I have just watched “Period. End of Sentence” – a 26 minute Netflix doco that brought me to tears.  One thing I know for sure from talking to all sorts of women over the years is there is nothing straight forward about periods.  The documentary highlights what is going on for women in rural India with regard to their periods.  They can’t even talk about it, don’t understand why its happening, have no access to even basic sanitary products never mind trying to navigate pain, complications, disease, hormone imbalance and all the other complexities that often arise around our monthly bleed.  My heart is broken.  And then all I could think was these are disposable pads they’re making!
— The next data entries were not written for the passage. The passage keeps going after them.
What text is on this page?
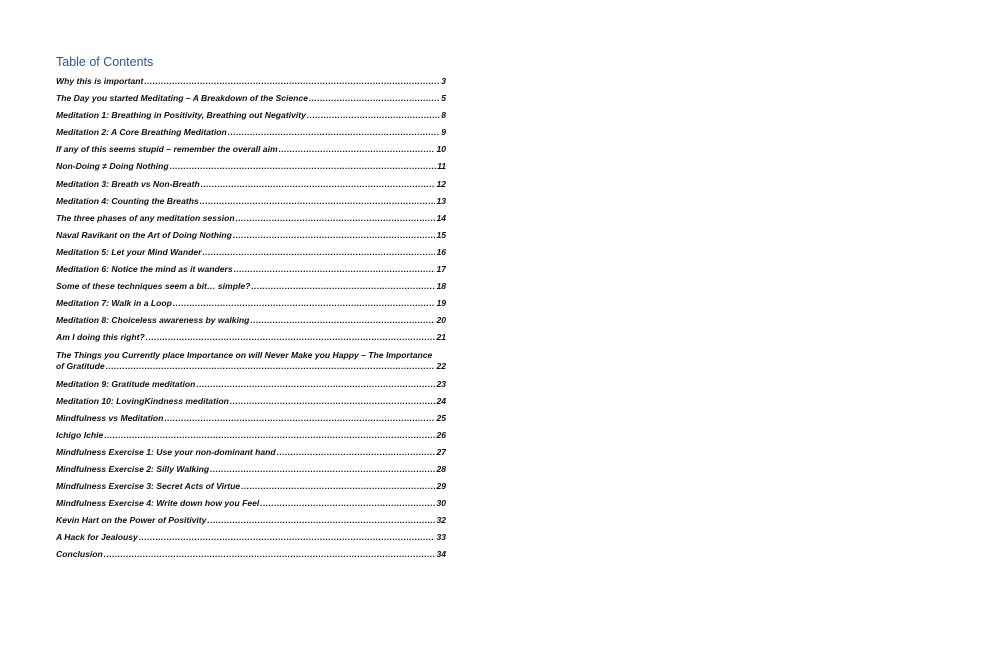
Table of Contents
Why this is important .....	3
The Day you started Meditating – A Breakdown of the Science .....	5
Meditation 1: Breathing in Positivity, Breathing out Negativity .....	8
Meditation 2: A Core Breathing Meditation .....	9
If any of this seems stupid – remember the overall aim .....	10
Non-Doing ≠ Doing Nothing .....	11
Meditation 3: Breath vs Non-Breath .....	12
Meditation 4: Counting the Breaths .....	13
The three phases of any meditation session .....	14
Naval Ravikant on the Art of Doing Nothing .....	15
Meditation 5: Let your Mind Wander .....	16
Meditation 6: Notice the mind as it wanders .....	17
Some of these techniques seem a bit… simple? .....	18
Meditation 7: Walk in a Loop .....	19
Meditation 8: Choiceless awareness by walking .....	20
Am I doing this right? .....	21
The Things you Currently place Importance on will Never Make you Happy – The Importance
of Gratitude .....	22
Meditation 9: Gratitude meditation .....	23
Meditation 10: LovingKindness meditation .....	24
Mindfulness vs Meditation .....	25
Ichigo Ichie .....	26
Mindfulness Exercise 1: Use your non-dominant hand .....	27
Mindfulness Exercise 2: Silly Walking .....	28
Mindfulness Exercise 3: Secret Acts of Virtue .....	29
Mindfulness Exercise 4: Write down how you Feel .....	30
Kevin Hart on the Power of Positivity .....	32
A Hack for Jealousy .....	33
Conclusion .....	34
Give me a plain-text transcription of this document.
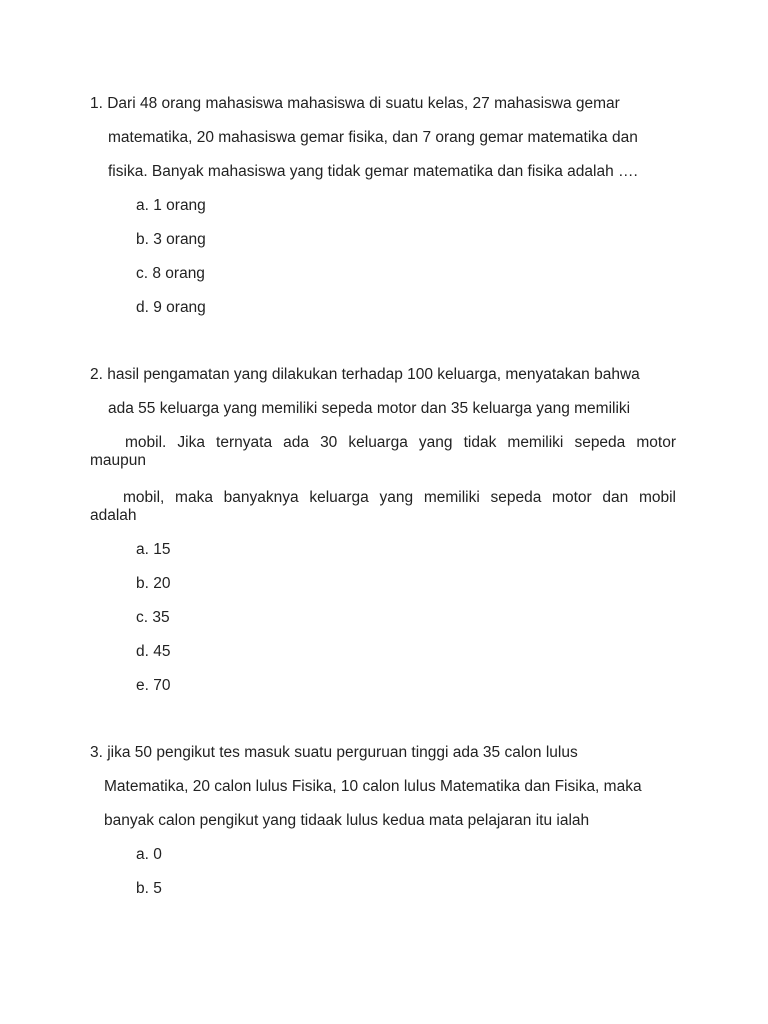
1. Dari 48 orang mahasiswa mahasiswa di suatu kelas, 27 mahasiswa gemar
matematika, 20 mahasiswa gemar fisika, dan 7 orang gemar matematika dan
fisika. Banyak mahasiswa yang tidak gemar matematika dan fisika adalah ….
a. 1 orang
b. 3 orang
c. 8 orang
d. 9 orang
2. hasil pengamatan yang dilakukan terhadap 100 keluarga, menyatakan bahwa
ada 55 keluarga yang memiliki sepeda motor dan 35 keluarga yang memiliki
mobil. Jika ternyata ada 30 keluarga yang tidak memiliki sepeda motor
maupun
mobil, maka banyaknya keluarga yang memiliki sepeda motor dan mobil
adalah
a. 15
b. 20
c. 35
d. 45
e. 70
3. jika 50 pengikut tes masuk suatu perguruan tinggi ada 35 calon lulus
Matematika, 20 calon lulus Fisika, 10 calon lulus Matematika dan Fisika, maka
banyak calon pengikut yang tidaak lulus kedua mata pelajaran itu ialah
a. 0
b. 5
What about the waste, what about the planet!  These women have only just found some empowerment, access to a basic need.  Just in time for others to probably tell they are clogging up landfills with their waste!  My heart is broken again.

In my little bubble of a world the new conversation is all about waste-free managing-your-period alternatives like moon cups, period underwear or reusable cloth pads.  Most of these options come with a hefty price tag.  You would have to approach this with an investment in the future mentality.  While trying to find an option to suit me I came across a New Zealand start up – I am Eva.  Brilliant!  I invested and I am sold – great product!

But no sooner had I started congratulating myself for another little waste free win than I read something that shocked me.  Period poverty is thing.  Right here.  Right in my backyard.  Young girls in New Zealand are missing chunks of school every month because they cannot afford sanitary products!  Even older women working minimum wage jobs are sometimes missing work for the same reason.  This is insane to me in a country like New Zealand.  Thankfully there are amazing things happening out there to try and solve this.  I am Eva is one example – you can buy period underwear on behalf of women and girls who cannot afford this basic need.  Australia has just taken sales tax off sanitary products… perhaps we should be doing the same?

In May I am adventure bound once more – an elephant conservation project in Mozambique.  Part of our plan is to visit village schools along the way with environmental education materials but also reusable cloth pads for girls.  The importance of girls staying in school cannot be overstated, not to mention a little dignity with a side of empowerment.  I am humbled to be a part of this Journey with Purpose and to help in a small way support the work of armswideopen.org.

If after reading this you feel inspired to give, I am asking for donations in support of my expedition in May – for more info click on the link – https://www.givengain.com/ap/a-bit-of-ubuntu/

In my early 40s now I have finally learned to stop fighting my body.  I have learned to find stillness and listen to the sacred rhythms of womanhood.  This may sound weird or airy fairy but it is truth.  Seriously.  And I wouldn’t even consider myself a feminist.  All I can speak to is what I have learned about life from tapping into the wisdom of what makes me feminine – our periods are so much more than biology.  My wish is for us to find a way to lift taboo and allow all girls to tap into their sacred feminine too. And we can’t even consider that if most girls don’t have access to basic sanitary products.